Karşılıklı gülümsüyoruz. Bu dediğime benim de inanmadığımı biliyormuş gibi gülümsüyordu.
Kars’a neden gidiyorsun Keko?
- Kamyonum orada, geçen hafta kontak kapatma eylemine katıldık arkadaşlarla. Ben de kamyonu Kars’ta bırakıp eve döndüm. Otobüs biletleri almış başını gidiyor. Uçak da bize gelmez, hem bu kıyafetlerle uçağa binmek ayıptır. Bizim için en güzeli trendir. Hem ucuz hem rahat hem de canımız isteyince şu zıkkımı da tüttürebiliyoruz.
Vagon aralığına çıkıyoruz. Rüzgâr sert ama kar kokusu ciğerlerimizi ferahlatıyor. Raydan çıkan sesleri dinlerken uzaklardaki dağları seyre dalıyorum. Sartre’a göre, “Üçüncü dünya bu ses ile kendini keşfediyor ve kendisine sesleniyor.” Sözünü anımsıyorum. Karın sefalet olduğu evlerde çorba içiyorum. Rüzgârın yüzümü yalamasını istiyorum, o an sanki başka bir gezegene yolculuk yapıyorum, uzay boşluğundaymışım da sürükleniyormuşum gibi belki de. Kendi içimde kendimi aradığım ama en kuytu köşede bile yer bulamadığım bir yığınaklar kalabalığındaymışım hissini yaşıyorum.
İnsanların hala samimi olduğu coğrafyalar arıyorum aslında. Kitaplar, köy odaları, sıcak sohbetler arıyorum. Çok yoruldum popüler kültürden, sahte ilişkilerin o kaçınılmaz sonundan!

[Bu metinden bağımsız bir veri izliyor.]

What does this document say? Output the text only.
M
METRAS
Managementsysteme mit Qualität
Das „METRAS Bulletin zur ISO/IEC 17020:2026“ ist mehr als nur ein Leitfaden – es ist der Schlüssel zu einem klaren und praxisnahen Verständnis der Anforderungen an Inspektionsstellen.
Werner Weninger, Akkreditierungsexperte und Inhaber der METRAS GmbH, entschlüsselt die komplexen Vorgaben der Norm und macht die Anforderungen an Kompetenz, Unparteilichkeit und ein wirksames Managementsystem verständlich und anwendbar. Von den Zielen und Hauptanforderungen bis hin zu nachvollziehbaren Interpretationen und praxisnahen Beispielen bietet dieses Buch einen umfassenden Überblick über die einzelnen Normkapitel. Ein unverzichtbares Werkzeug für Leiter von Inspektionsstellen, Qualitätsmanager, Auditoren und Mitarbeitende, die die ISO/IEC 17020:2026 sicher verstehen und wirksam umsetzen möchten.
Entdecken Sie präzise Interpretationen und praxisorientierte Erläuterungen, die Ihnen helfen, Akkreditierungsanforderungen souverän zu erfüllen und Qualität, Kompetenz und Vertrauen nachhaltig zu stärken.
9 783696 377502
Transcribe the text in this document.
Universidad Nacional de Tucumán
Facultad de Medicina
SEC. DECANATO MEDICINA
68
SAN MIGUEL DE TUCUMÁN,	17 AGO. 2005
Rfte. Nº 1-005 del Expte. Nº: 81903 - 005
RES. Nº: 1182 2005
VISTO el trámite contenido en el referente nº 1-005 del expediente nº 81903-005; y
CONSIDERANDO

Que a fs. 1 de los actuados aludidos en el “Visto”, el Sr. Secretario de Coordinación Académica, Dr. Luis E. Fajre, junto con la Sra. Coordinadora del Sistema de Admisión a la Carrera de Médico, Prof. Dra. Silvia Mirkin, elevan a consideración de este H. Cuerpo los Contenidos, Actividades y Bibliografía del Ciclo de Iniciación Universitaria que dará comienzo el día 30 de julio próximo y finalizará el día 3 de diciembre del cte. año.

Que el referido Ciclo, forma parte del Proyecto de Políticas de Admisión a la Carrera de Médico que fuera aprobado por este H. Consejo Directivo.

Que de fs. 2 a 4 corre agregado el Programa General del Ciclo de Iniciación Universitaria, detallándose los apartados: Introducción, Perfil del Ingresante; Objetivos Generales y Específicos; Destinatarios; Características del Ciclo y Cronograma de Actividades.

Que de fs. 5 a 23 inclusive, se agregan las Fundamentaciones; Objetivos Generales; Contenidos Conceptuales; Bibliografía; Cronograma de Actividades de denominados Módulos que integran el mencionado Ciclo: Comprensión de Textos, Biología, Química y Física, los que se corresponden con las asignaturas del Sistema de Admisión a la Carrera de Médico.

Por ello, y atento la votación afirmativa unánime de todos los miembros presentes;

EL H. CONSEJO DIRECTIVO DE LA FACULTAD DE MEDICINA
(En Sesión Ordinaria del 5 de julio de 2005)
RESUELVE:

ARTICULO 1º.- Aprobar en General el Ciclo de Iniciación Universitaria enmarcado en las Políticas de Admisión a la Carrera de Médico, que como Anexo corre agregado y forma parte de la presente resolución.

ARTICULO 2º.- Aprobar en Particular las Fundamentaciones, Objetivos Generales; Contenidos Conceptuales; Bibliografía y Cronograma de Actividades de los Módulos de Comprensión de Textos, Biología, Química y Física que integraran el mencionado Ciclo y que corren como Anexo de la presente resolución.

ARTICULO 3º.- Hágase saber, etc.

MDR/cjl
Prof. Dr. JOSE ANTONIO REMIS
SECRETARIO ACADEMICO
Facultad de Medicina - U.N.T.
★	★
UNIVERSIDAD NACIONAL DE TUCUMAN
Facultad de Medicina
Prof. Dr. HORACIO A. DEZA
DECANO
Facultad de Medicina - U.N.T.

Nasıl yorulmaz ki insan? Düşünce, yaşanan gerçeklikleri nasıl reddedebilir?  Doğa nasıl hala intikamını almaz insanoğlundan? Bir türlü anlayamıyorum işte. Kendisi dışındaki bütün canlıları görmezden gelen bu vahşi canlıyı nasıl kabullenebilir ki zihnimiz…
Düşünceler dehlizinde boğuşurken, Keko dürtüyor beni içeri geçiyoruz
Kantinden sıcak çay alıyorum. On- on beş dakika arayla çay getirmesini rica ediyorum. Ranzaların tam ortasındaki katlanabilir masada içiyoruz çayımızı. Uzanırken ayaklarımızı pencerenin hemen altındaki ısıtıcının üstüne yaslıyoruz. Penceredeki manzara değişirken dinliyorum Keko’yu.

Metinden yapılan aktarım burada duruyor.